Kim gördü yazılan şiirlerin kaçamak boşluğunu
Kim gördü öfke yüreğe vururken bin elem yalnızlığını
Söylenmemiş sözlerin satır aralarındaki sıcaklığını kim gördü
Kim bilir kaç mısra
Yağmurlu alagöz düşürür hüzün yaylalarına...
Bilirim kızıl gül seher maşuku
Bahtsız solgunluğu akşama kalmaz
Neylerim Nigar hazin
Nagehan düşünce sarı goncaya...
//eziz üregin incinmiş
Ayrılıh özüne ok kimin vurmuş
Neçe dillenirem men öz yanımiynen
Gözünün yaşını silebilmirem//
Elden ok gibi savrulurken nağmeler
Şüheda düşer baş yastığa amansız
Ellerin dizini
Ateşi yüreğin gözleri döver sızılı yaşla...
Bakma
Sıradanlık doygudan öte
Hicran,
Gabyana gecenin o siyah gömleğinde...
Esen yelin buğusunda
Kara göz burgusunda dilde latife
Aklı başından alınca ağrılı tümce
Söyleme vakti "mihriban’ı"
Odan kireç tutmasa da
Tel yanar gönül sazında
Yine de söyle
Yine de söyle söylenmeyeni
Türkü sür hicranın çokluğunca yalnızlığına …

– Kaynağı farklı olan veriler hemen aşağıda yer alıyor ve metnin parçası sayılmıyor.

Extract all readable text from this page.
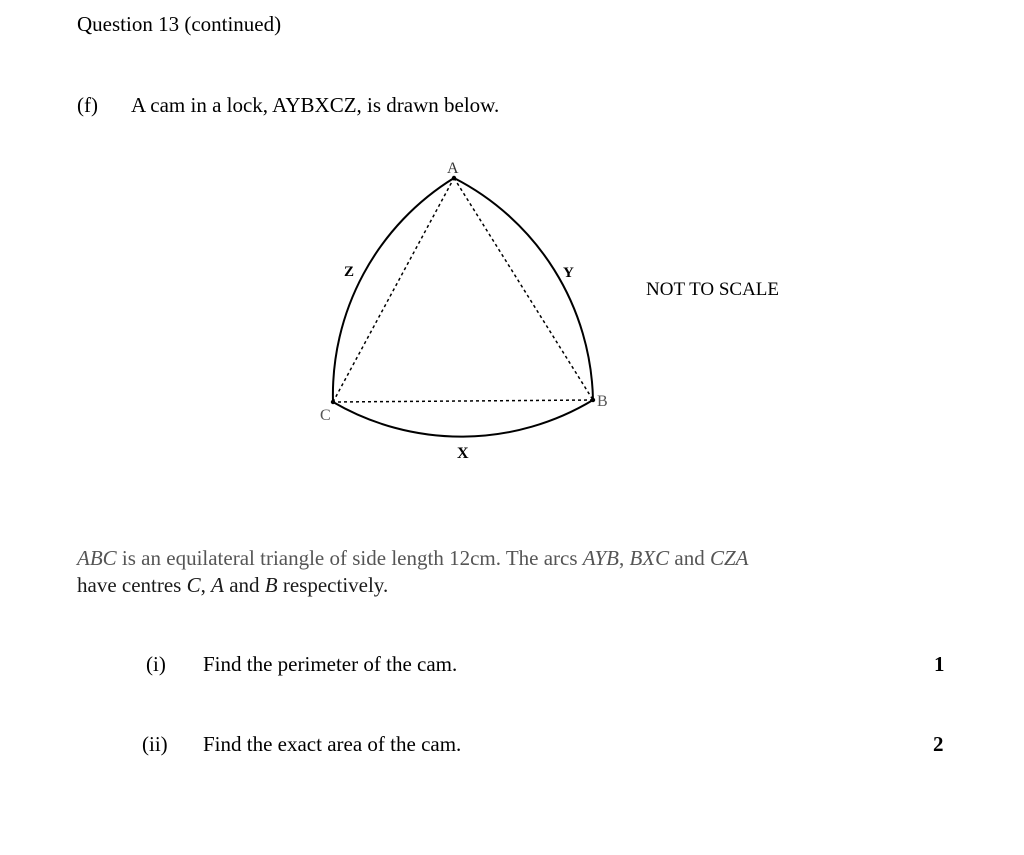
Question 13 (continued)
(f) A cam in a lock, AYBXCZ, is drawn below.
A
B
C
X
Y
Z
NOT TO SCALE
ABC is an equilateral triangle of side length 12cm. The arcs AYB, BXC and CZA
have centres C, A and B respectively.
(i) Find the perimeter of the cam.	1
(ii) Find the exact area of the cam.	2
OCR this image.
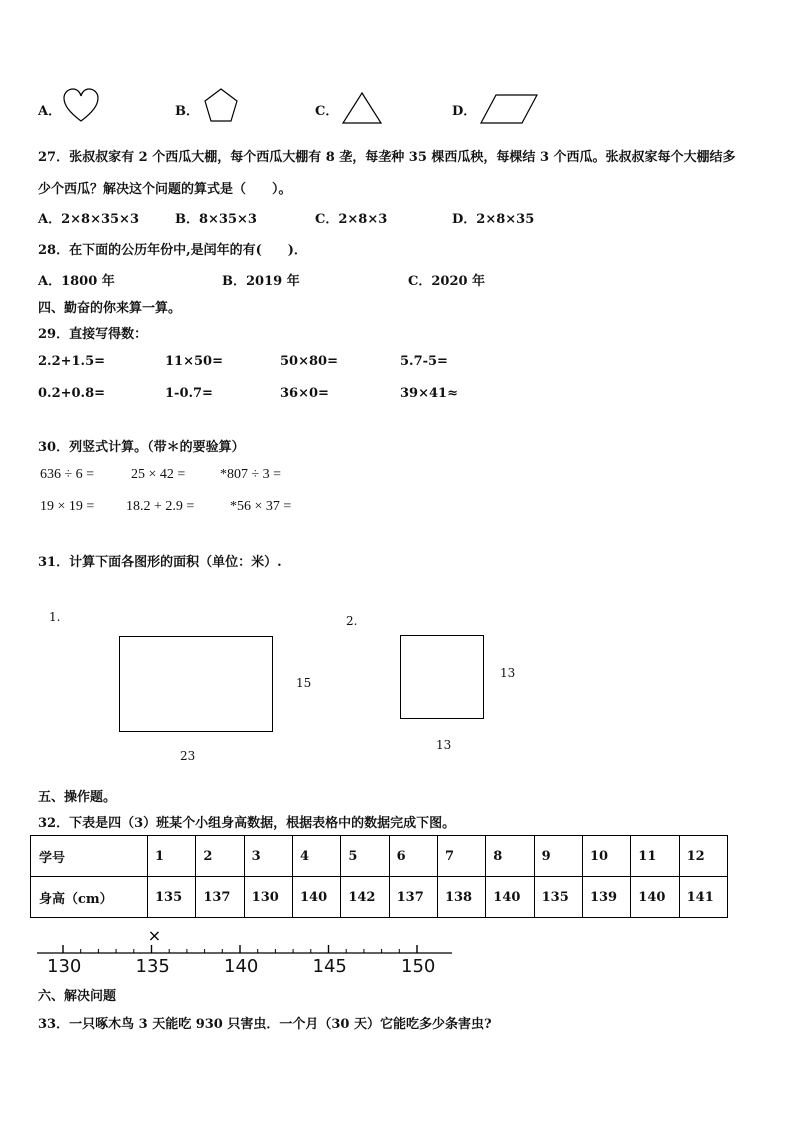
A．	B．	C．	D．
27．张叔叔家有 2 个西瓜大棚，每个西瓜大棚有 8 垄，每垄种 35 棵西瓜秧，每棵结 3 个西瓜。张叔叔家每个大棚结多
少个西瓜？解决这个问题的算式是（　　）。
A．2×8×35×3	B．8×35×3	C．2×8×3	D．2×8×35
28．在下面的公历年份中,是闰年的有(　　)．
A．1800 年	B．2019 年	C．2020 年
四、勤奋的你来算一算。
29．直接写得数：
2.2+1.5=	11×50=	50×80=	5.7-5=
0.2+0.8=	1-0.7=	36×0=	39×41≈
30．列竖式计算。（带＊的要验算）
636 ÷ 6 =	25 × 42 = *807 ÷ 3 =
19 × 19 = 18.2 + 2.9 =	*56 × 37 =
31．计算下面各图形的面积（单位：米）.
1.
15
23
2.
13
13
五、操作题。
32．下表是四（3）班某个小组身高数据，根据表格中的数据完成下图。
学号	1	2	3	4	5	6	7	8	9	10	11	12
身高（cm）	135	137	130	140	142	137	138	140	135	139	140	141
×
130	135	140	145	150
六、解决问题
33．一只啄木鸟 3 天能吃 930 只害虫．一个月（30 天）它能吃多少条害虫?
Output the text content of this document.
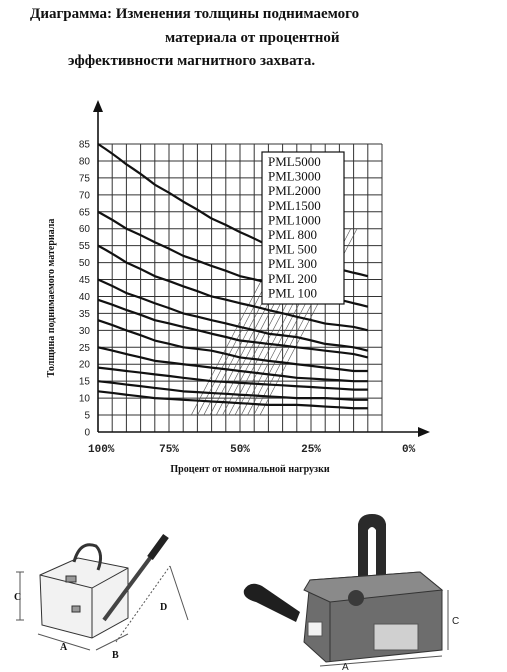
Диаграмма: Изменения толщины поднимаемого
материала от процентной
эффективности магнитного захвата.
PML5000
PML3000
PML2000
PML1500
PML1000
PML 800
PML 500
PML 300
PML 200
PML 100
0
5
10
15
20
25
30
35
40
45
50
55
60
65
70
75
80
85
100%	75%	50%	25%	0%
Процент от номинальной нагрузки
Толщина поднимаемого материала
C
A
B
D
C
A
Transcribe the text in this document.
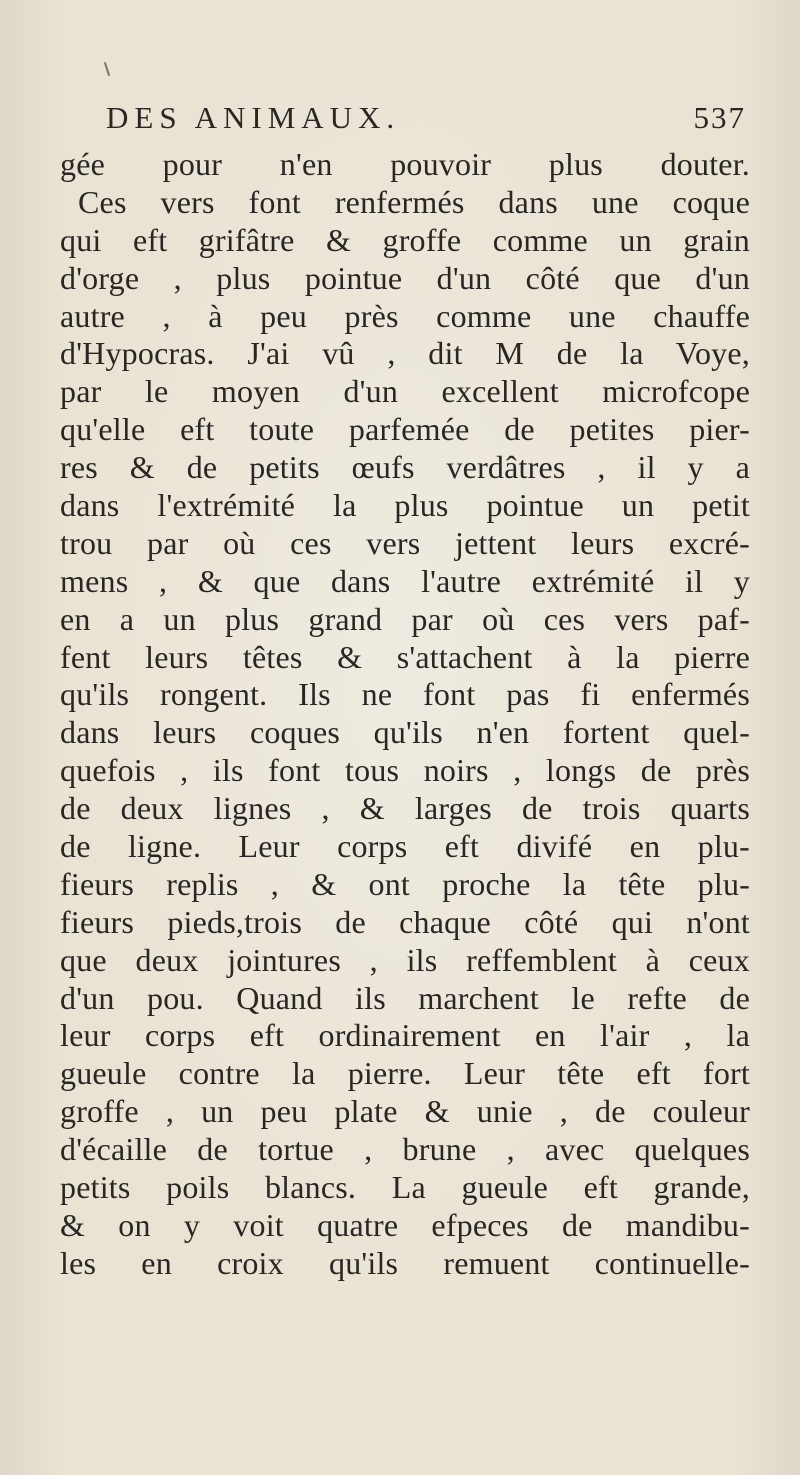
DES ANIMAUX.	537
gée pour n'en pouvoir plus douter.
Ces vers font renfermés dans une coque
qui eft grifâtre & groffe comme un grain
d'orge , plus pointue d'un côté que d'un
autre , à peu près comme une chauffe
d'Hypocras. J'ai vû , dit M de la Voye,
par le moyen d'un excellent microfcope
qu'elle eft toute parfemée de petites pier-
res & de petits œufs verdâtres , il y a
dans l'extrémité la plus pointue un petit
trou par où ces vers jettent leurs excré-
mens , & que dans l'autre extrémité il y
en a un plus grand par où ces vers paf-
fent leurs têtes & s'attachent à la pierre
qu'ils rongent. Ils ne font pas fi enfermés
dans leurs coques qu'ils n'en fortent quel-
quefois , ils font tous noirs , longs de près
de deux lignes , & larges de trois quarts
de ligne. Leur corps eft divifé en plu-
fieurs replis , & ont proche la tête plu-
fieurs pieds,trois de chaque côté qui n'ont
que deux jointures , ils reffemblent à ceux
d'un pou. Quand ils marchent le refte de
leur corps eft ordinairement en l'air , la
gueule contre la pierre. Leur tête eft fort
groffe , un peu plate & unie , de couleur
d'écaille de tortue , brune , avec quelques
petits poils blancs. La gueule eft grande,
& on y voit quatre efpeces de mandibu-
les en croix qu'ils remuent continuelle-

// naçar olar vakit gözün gaşından
Özünü gam eyler alaca efkâr
Neçe yahşi durar bilir kimin geceler
Goynunda bahtsızlık tezden açar
Çiçeklerde intizarlı leyliler
Hazin hazin seslenir neyleyim de neyliler//
Ve gece
Uykuda tüm yıldızlar
Sır saklı yalnızlıkla
Yine seher de açmadan solacak kan kızılı goncalar..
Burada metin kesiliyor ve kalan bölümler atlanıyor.